Alterations in bidirectional transmembrane calcium flux occur without changes in protein kinase C levels in rat aorta during sepsis.

A depression in aortic contractility has been previously demonstrated in rat intraperitoneal sepsis and during endotoxemia. In this study, we determined whether the mobilization of extracellular calcium (using 45Ca) and the release of intracellular calcium are altered in septic rat aorta when compared to sham-operated controls. The concentration of protein kinase C was also determined by using [3H] phorbol-12,13-dibutyrate (PDBu).

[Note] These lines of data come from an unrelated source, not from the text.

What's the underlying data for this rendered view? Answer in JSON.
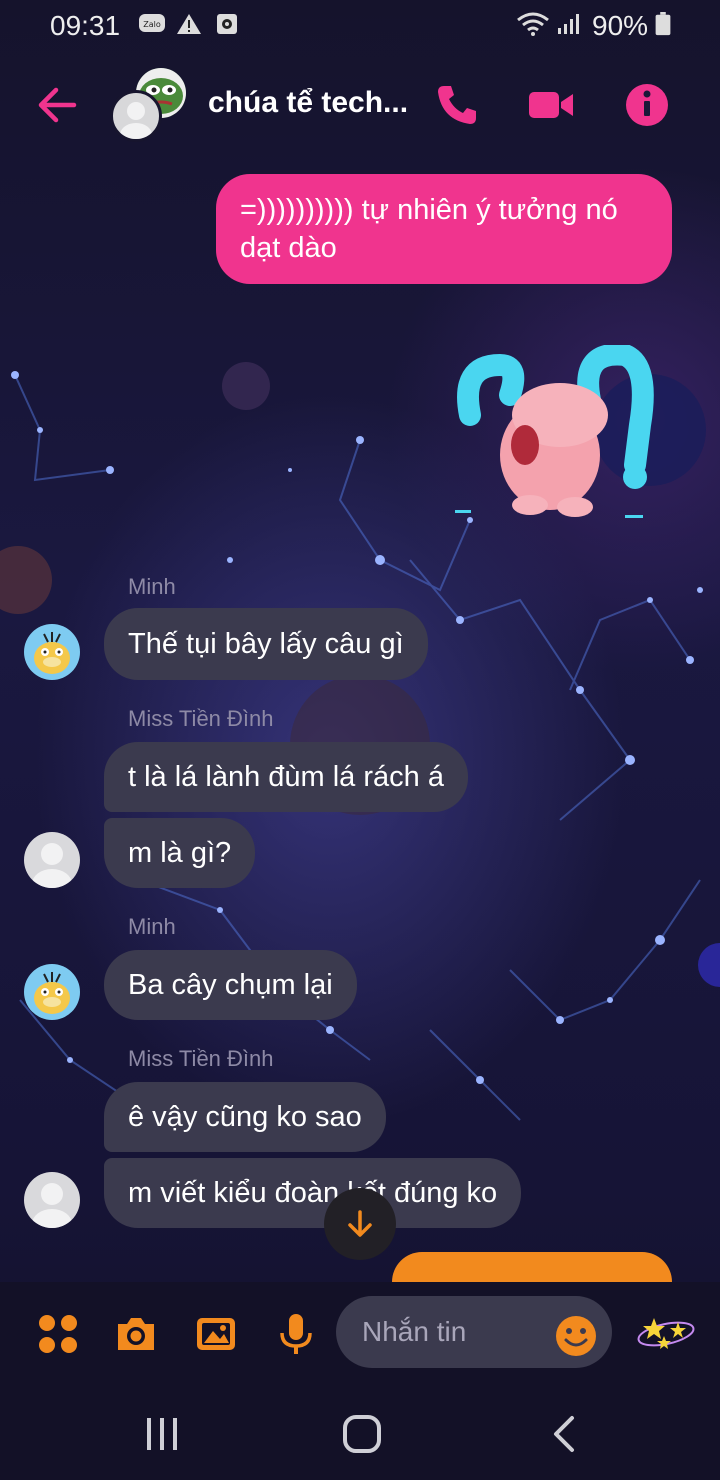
{
  "status_bar": {
    "time": "09:31",
    "battery": "90%",
    "icons": [
      "zalo-icon",
      "warning-icon",
      "screen-record-icon",
      "wifi-icon",
      "signal-icon",
      "battery-icon"
    ]
  },
  "header": {
    "title": "chúa tể tech...",
    "icons": [
      "back-arrow-icon",
      "phone-icon",
      "video-camera-icon",
      "info-icon"
    ]
  },
  "messages": [
    {
      "id": "m1",
      "direction": "out",
      "text": "=)))))))))) tự nhiên ý tưởng nó dạt dào"
    },
    {
      "id": "m2",
      "direction": "out",
      "type": "sticker",
      "icon": "crying-pig-sticker"
    },
    {
      "id": "m3",
      "direction": "in",
      "sender": "Minh",
      "text": "Thế tụi bây lấy câu gì"
    },
    {
      "id": "m4",
      "direction": "in",
      "sender": "Miss Tiền Đình",
      "text": "t là lá lành đùm lá rách á"
    },
    {
      "id": "m5",
      "direction": "in",
      "text": "m là gì?"
    },
    {
      "id": "m6",
      "direction": "in",
      "sender": "Minh",
      "text": "Ba cây chụm lại"
    },
    {
      "id": "m7",
      "direction": "in",
      "sender": "Miss Tiền Đình",
      "text": "ê vậy cũng ko sao"
    },
    {
      "id": "m8",
      "direction": "in",
      "text": "m viết kiểu đoàn kết đúng ko"
    }
  ],
  "composer": {
    "placeholder": "Nhắn tin",
    "icons": [
      "apps-icon",
      "camera-icon",
      "gallery-icon",
      "microphone-icon",
      "emoji-icon",
      "stars-sticker-icon"
    ]
  },
  "colors": {
    "accent_pink": "#f0348e",
    "accent_orange": "#f28a1e",
    "incoming_bubble": "#3b3a4e",
    "background": "#14122a"
  },
  "nav_icons": [
    "recents-icon",
    "home-icon",
    "back-icon"
  ]
}
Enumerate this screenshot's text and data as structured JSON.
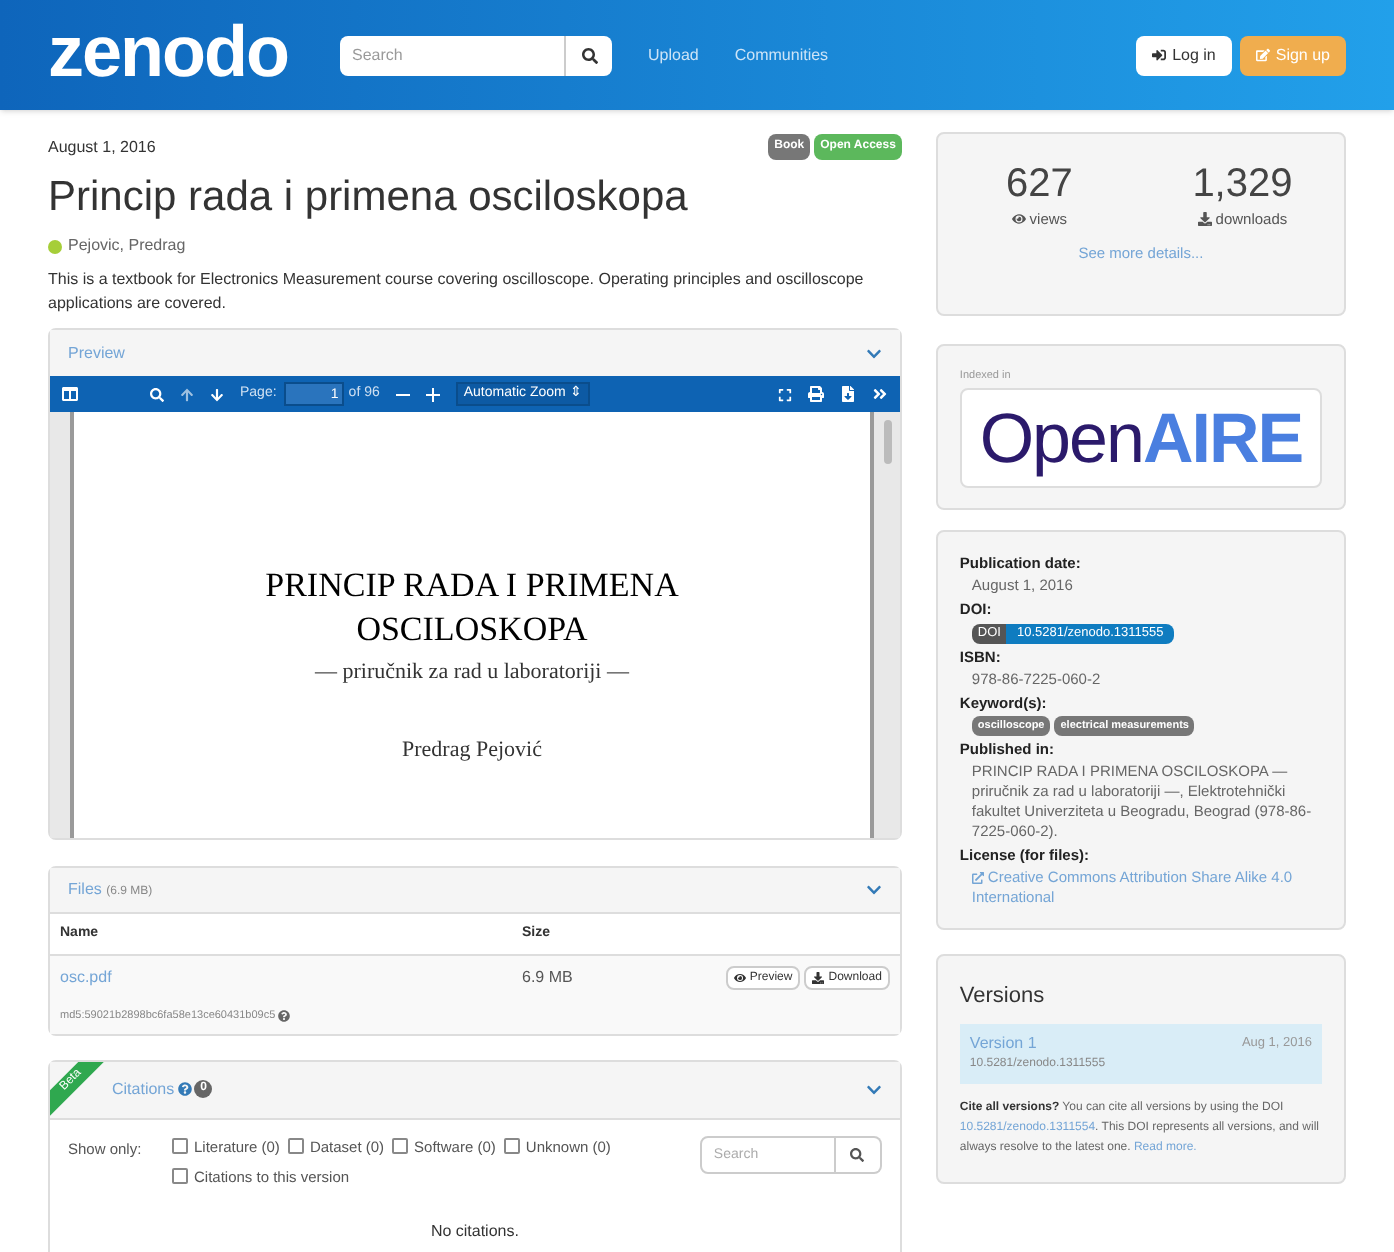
{
  "header": {
    "logo": "zenodo",
    "search": {
      "placeholder": "Search"
    },
    "nav": [
      "Upload",
      "Communities"
    ],
    "login": "Log in",
    "signup": "Sign up"
  },
  "record": {
    "date": "August 1, 2016",
    "badges": [
      {
        "label": "Book",
        "color": "#777777"
      },
      {
        "label": "Open Access",
        "color": "#5cb85c"
      }
    ],
    "title": "Princip rada i primena osciloskopa",
    "author": "Pejovic, Predrag",
    "description": "This is a textbook for Electronics Measurement course covering oscilloscope. Operating principles and oscilloscope applications are covered."
  },
  "preview": {
    "title": "Preview",
    "expanded": true,
    "toolbar": {
      "page_label": "Page:",
      "page": "1",
      "of": "of 96",
      "zoom": "Automatic Zoom",
      "zoom_arrow": "⇕"
    },
    "document": {
      "title_lines": [
        "PRINCIP RADA I PRIMENA",
        "OSCILOSKOPA"
      ],
      "subtitle": "— priručnik za rad u laboratoriji —",
      "author": "Predrag Pejović"
    }
  },
  "files": {
    "title": "Files",
    "size": "(6.9 MB)",
    "columns": [
      "Name",
      "Size"
    ],
    "rows": [
      {
        "name": "osc.pdf",
        "size": "6.9 MB",
        "preview": "Preview",
        "download": "Download",
        "checksum": "md5:59021b2898bc6fa58e13ce60431b09c5"
      }
    ]
  },
  "citations": {
    "ribbon": "Beta",
    "title": "Citations",
    "count": "0",
    "show_only": "Show only:",
    "filters": [
      {
        "label": "Literature (0)",
        "checked": false
      },
      {
        "label": "Dataset (0)",
        "checked": false
      },
      {
        "label": "Software (0)",
        "checked": false
      },
      {
        "label": "Unknown (0)",
        "checked": false
      },
      {
        "label": "Citations to this version",
        "checked": false
      }
    ],
    "search": {
      "placeholder": "Search"
    },
    "empty": "No citations."
  },
  "stats": {
    "views": "627",
    "views_label": "views",
    "downloads": "1,329",
    "downloads_label": "downloads",
    "details": "See more details..."
  },
  "indexed": {
    "label": "Indexed in",
    "logo_a": "Open",
    "logo_b": "AIRE"
  },
  "metadata": [
    {
      "label": "Publication date:",
      "kind": "text",
      "value": "August 1, 2016"
    },
    {
      "label": "DOI:",
      "kind": "doi",
      "prefix": "DOI",
      "value": "10.5281/zenodo.1311555"
    },
    {
      "label": "ISBN:",
      "kind": "text",
      "value": "978-86-7225-060-2"
    },
    {
      "label": "Keyword(s):",
      "kind": "tags",
      "tags": [
        "oscilloscope",
        "electrical measurements"
      ]
    },
    {
      "label": "Published in:",
      "kind": "text",
      "value": "PRINCIP RADA I PRIMENA OSCILOSKOPA — priručnik za rad u laboratoriji —, Elektrotehnički fakultet Univerziteta u Beogradu, Beograd (978-86-7225-060-2)."
    },
    {
      "label": "License (for files):",
      "kind": "link",
      "value": "Creative Commons Attribution Share Alike 4.0 International"
    }
  ],
  "versions": {
    "title": "Versions",
    "items": [
      {
        "name": "Version 1",
        "doi": "10.5281/zenodo.1311555",
        "date": "Aug 1, 2016",
        "selected": true
      }
    ],
    "cite": {
      "lead": "Cite all versions?",
      "text1": " You can cite all versions by using the DOI ",
      "doi": "10.5281/zenodo.1311554",
      "text2": ". This DOI represents all versions, and will always resolve to the latest one. ",
      "more": "Read more."
    }
  }
}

We found that calcium influx was unaltered under basal conditions but that the ability of norepinephrine (NE) to augment influx was significantly depressed (P less than .05; [control vs. septic, 572 +/- 54 [SE] vs. 428 +/- 30 mumol Ca2+/kg dry wt. aorta]). Calcium influx stimulated by high K+ was unchanged in aortae between control and septic animals. In the presence of NE, calcium efflux (an indirect measurement of intracellular calcium release) was significantly diminished (P less than .001) in aortae from septic rats. The concentration of aortic protein kinase C as assessed by PDBu binding sites was unaltered in septic rats when compared with controls. In conclusion, we found that during sepsis alpha 1-adrenergic receptor activation of both calcium influx and efflux by NE is decreased; these alterations could be related to the depressed aortic contractility observed in sepsis.